The work tackles a gap in evaluating and advancing LLMs for graph reasoning by revealing shortcomings in language-based and code-augmented approaches and by constructing a more challenging GraphAlgorithm benchmark. It introduces Simple-RTC, a reasoning-then-coding framework that decouples problem understanding and algorithm design from implementation, guiding LLMs to first design graph algorithms and then code solutions. Across extensive experiments, Simple-RTC achieves near-perfect performance on existing benchmarks and substantially outperforms prior methods on GraphAlgorithm, especially on unseen and NP-hard tasks, while exposing efficiency trade-offs and the value of code reuse.
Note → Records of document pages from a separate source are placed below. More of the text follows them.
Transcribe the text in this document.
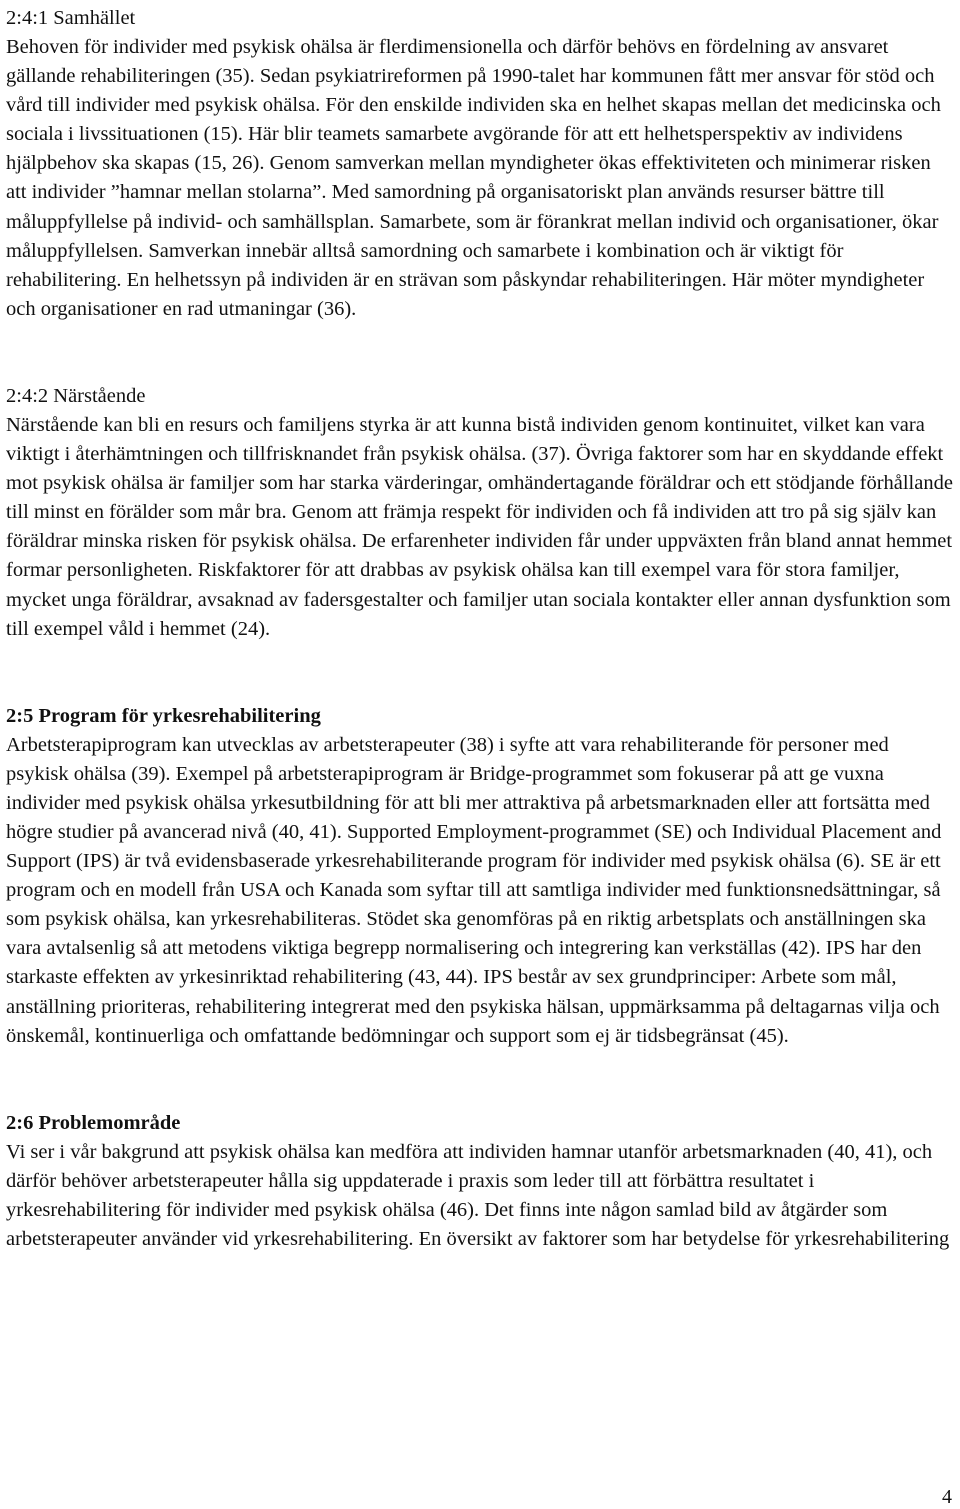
2:4:1 Samhället

Behoven för individer med psykisk ohälsa är flerdimensionella och därför behövs en fördelning av ansvaret gällande rehabiliteringen (35). Sedan psykiatrireformen på 1990-talet har kommunen fått mer ansvar för stöd och vård till individer med psykisk ohälsa. För den enskilde individen ska en helhet skapas mellan det medicinska och sociala i livssituationen (15). Här blir teamets samarbete avgörande för att ett helhetsperspektiv av individens hjälpbehov ska skapas (15, 26). Genom samverkan mellan myndigheter ökas effektiviteten och minimerar risken att individer ”hamnar mellan stolarna”. Med samordning på organisatoriskt plan används resurser bättre till måluppfyllelse på individ- och samhällsplan. Samarbete, som är förankrat mellan individ och organisationer, ökar måluppfyllelsen. Samverkan innebär alltså samordning och samarbete i kombination och är viktigt för rehabilitering. En helhetssyn på individen är en strävan som påskyndar rehabiliteringen. Här möter myndigheter och organisationer en rad utmaningar (36).

2:4:2 Närstående

Närstående kan bli en resurs och familjens styrka är att kunna bistå individen genom kontinuitet, vilket kan vara viktigt i återhämtningen och tillfrisknandet från psykisk ohälsa. (37). Övriga faktorer som har en skyddande effekt mot psykisk ohälsa är familjer som har starka värderingar, omhändertagande föräldrar och ett stödjande förhållande till minst en förälder som mår bra. Genom att främja respekt för individen och få individen att tro på sig själv kan föräldrar minska risken för psykisk ohälsa. De erfarenheter individen får under uppväxten från bland annat hemmet formar personligheten. Riskfaktorer för att drabbas av psykisk ohälsa kan till exempel vara för stora familjer, mycket unga föräldrar, avsaknad av fadersgestalter och familjer utan sociala kontakter eller annan dysfunktion som till exempel våld i hemmet (24).

2:5 Program för yrkesrehabilitering

Arbetsterapiprogram kan utvecklas av arbetsterapeuter (38) i syfte att vara rehabiliterande för personer med psykisk ohälsa (39). Exempel på arbetsterapiprogram är Bridge-programmet som fokuserar på att ge vuxna individer med psykisk ohälsa yrkesutbildning för att bli mer attraktiva på arbetsmarknaden eller att fortsätta med högre studier på avancerad nivå (40, 41). Supported Employment-programmet (SE) och Individual Placement and Support (IPS) är två evidensbaserade yrkesrehabiliterande program för individer med psykisk ohälsa (6). SE är ett program och en modell från USA och Kanada som syftar till att samtliga individer med funktionsnedsättningar, så som psykisk ohälsa, kan yrkesrehabiliteras. Stödet ska genomföras på en riktig arbetsplats och anställningen ska vara avtalsenlig så att metodens viktiga begrepp normalisering och integrering kan verkställas (42). IPS har den starkaste effekten av yrkesinriktad rehabilitering (43, 44). IPS består av sex grundprinciper: Arbete som mål, anställning prioriteras, rehabilitering integrerat med den psykiska hälsan, uppmärksamma på deltagarnas vilja och önskemål, kontinuerliga och omfattande bedömningar och support som ej är tidsbegränsat (45).

2:6 Problemområde

Vi ser i vår bakgrund att psykisk ohälsa kan medföra att individen hamnar utanför arbetsmarknaden (40, 41), och därför behöver arbetsterapeuter hålla sig uppdaterade i praxis som leder till att förbättra resultatet i yrkesrehabilitering för individer med psykisk ohälsa (46). Det finns inte någon samlad bild av åtgärder som arbetsterapeuter använder vid yrkesrehabilitering. En översikt av faktorer som har betydelse för yrkesrehabilitering

4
The findings emphasize the need for harder, more realistic benchmarks and suggest that focusing on algorithm design within LLMs can unlock significant gains in graph reasoning applications.

Abstract

Large Language Models (LLMs) for Graph Reasoning have been extensively studied over the past two years, involving enabling LLMs to understand graph structures and reason on graphs to solve various graph problems, with graph algorithm problems being the most prevalent. Recent studies underscore the potential of LLMs in handling graph reasoning tasks, but their performance is underwhelming. In this work, we point out issues with existing methods and benchmarks, and rethink the direction that LLMs for graph reasoning should strive toward. We find that base models, e.g., GPT-4o-mini, are largely underestimated due to improper reasoning focus. Base models with reasoning focus redirected from replicating graph algorithms to designing them can easily solve most graph reasoning tasks in existing benchmarks. To truly evaluate the graph reasoning capabilities of LLMs, we construct a more challenging GraphAlgorithm benchmark, comprising 239 different graph problems and 3,041 test instances collected from 4 competition platforms. Finally, we introduce a simple and strong baseline Simple-Reasoning-Then-Coding (Simple-RTC)-which guides LLMs to design graph algorithms first and then code to address graph reasoning tasks. Simple-RTC achieves near-perfect accuracy on existing benchmarks and significantly outperforms GPT-4o-mini and all prior methods on the GraphAlgorithm benchmark. This strong baseline encourages further advancements in LLMs for Graph Reasoning in the future.

Paper Structure

This paper contains 56 sections, 2 equations, 5 figures, 12 tables.

Figures (5)

  • Figure 1: Illustration of Language-Based, Code-Augmented methods and our Simple-RTC.
  • Figure 2: The performance of different methods on benchmarks (left) and different tasks within GraphArena, Talk like a Graph, GraphWiz and NLGraph (right). The red bars are the baseline model, GPT-4o-mini (reasoning to replicate graph algorithms), while the golden bars are our proposed Simple-RTC model (reasoning to design graph algorithms), which also uses GPT-4o-mini as the base model. We can see the shift in reasoning focus has led to a comprehensive and significant improvement in performance.
  • Figure 3: The Pipeline of Simple-RTC.
  • Figure 4: Performance comparison between base model (GPT-4o-mini) and Simple-RTC on GraphArena.
  • Figure 5: Performance of Simple-RTC with different base model on GraphAlgorithm.